Scarlett Johansson apresenta-nos uma mulher pronta a romper com a sua vida atual. Sente necessidade de se libertar da sombra a que é relegada pelo companheiro. Numa das cenas iniciais, este insiste em criticar a sua performance na peça que dirigiu, ainda que sem necessidade, visto que era a última vez que Nicole representaria para aquela companhia de teatro, antes de ir filmar uma série em Los Angeles. Percebemos assim a frustração da protagonista e a vontade de seguir o seu próprio caminho. Charlie é a âncora que a prende. Mesmo fora das peças de teatro, as suas escolhas continuam a dirigi-la (ainda que ele não tenha consciência disso).

Johansson, conhecida por interpretar a emblemática Viúva Negra, apresenta agora uma das suas performances mais maduras. Num longo monólogo onde explica a sua perspetiva em relação ao casamento, transparece uma série de nuances que tornam a sua interpretação natural, ao retratar momentos de nostalgia e de melancolia, a tristeza por um passado doce que se tornou num presente amargo. Tudo isto numa cena, sem cortes ou interrupções, toda a verdade da personagem é exposta de uma vez só, é não poderia ter sido feita de forma melhor.
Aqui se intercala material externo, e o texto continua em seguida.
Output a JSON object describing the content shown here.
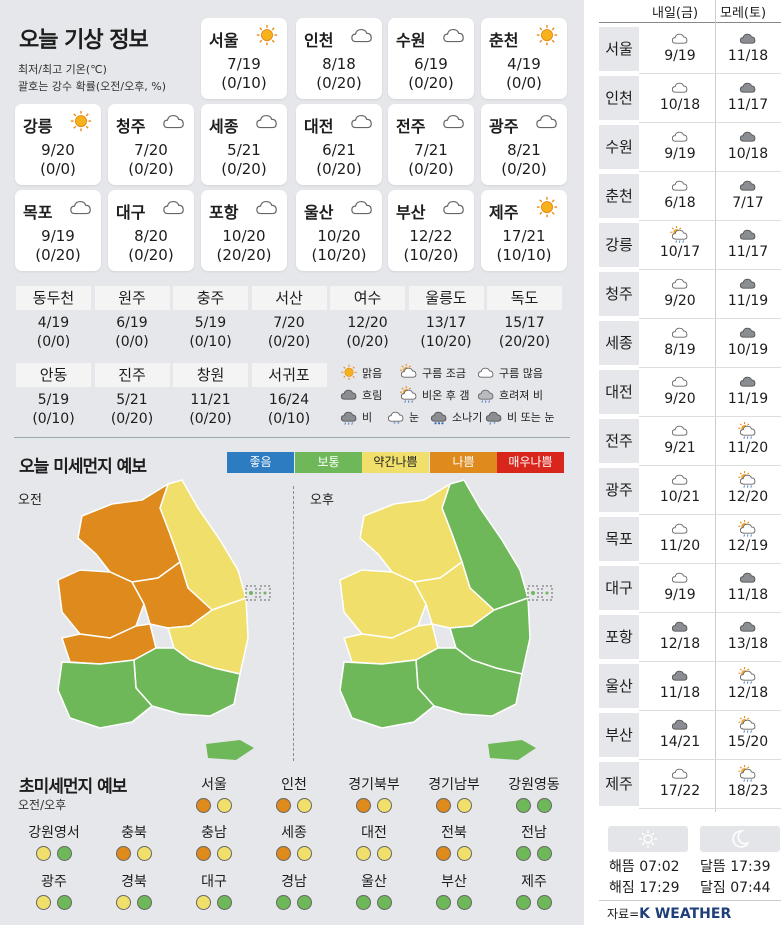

No entanto, a revelação do filme foi, sem dúvida, Adam Driver. À medida que Nicole se torna cada vez mais desenvolta e independente, Charlie retrai-se sobre si mesmo. Após os discursos da mulher, o protagonista torna-se momentaneamente o vilão da história, o lado que é vítima das críticas, a quem é aplicada a culpa. Mas, de cada vez que ele entra em cena, essa sensação dissipa-se. Não por ser um homem perfeito e digno, mas porque é honesto. O que diz é real, cru. Na cena mais marcante da longa-metragem, quando há a maior discussão entre o casal, Driver leva ao limite a personagem. A voz falha-lhe, vêem-se-lhe as  veias sobressaídas na face e lágrimas nos olhos.

Toda a cena transmite ainda uma sensação extremamente intimista, como se fôssemos crianças a espreitar pela frincha da porta do quarto onde os pais discutem, algo que não devíamos ver nem ouvir (sensação que perdura durante todo o filme). O cenário simples – paredes despidas, sofás e armários de um castanho austero – e a inexistência de música faz com que a atenção recaia por completo sobre os atores. Toda a cor, o cenário e a energia emana deles e não daquilo que os rodeia, os nossos olhos não têm a oportunidade de se desviar para outro lado. Os protagonistas movimentam-se de um lado para outro, gritam, choram. A sua frustração reflete-se fisicamente, de tal forma que chega a ser ridículo, e é por isso mesmo que é a melhor cena do trabalho. Não fica nada para trás, nada por dizer. É o ponto de viragem que altera completamente o rumo das personagens daí por diante.

A música, ainda que descrevendo o fim da relação, mantém o tom terno e cheio de compaixão durante as duas horas. As melodias raramente são alteradas, com apenas algumas mudanças de acordo com o ambiente da cena. Deste modo, é realçada a ideia de que, ainda que Charlie e Nicole sigam caminhos distintos, o amor que nutrem um pelo outro prevalece, apenas de forma diferente.

2019 tem-se revelado extraordinário para o cinema e História de um Casamento junta-se à lista dos melhores filmes do ano. Com um conceito simples, foi capaz de criar personagens complexas, tridimensionais e de nos deixar com lágrimas nos olhos. Fundamentalmente, prova-nos como o fim de um casamento não implica o fim do amor, apenas muda a forma como ele é expressado.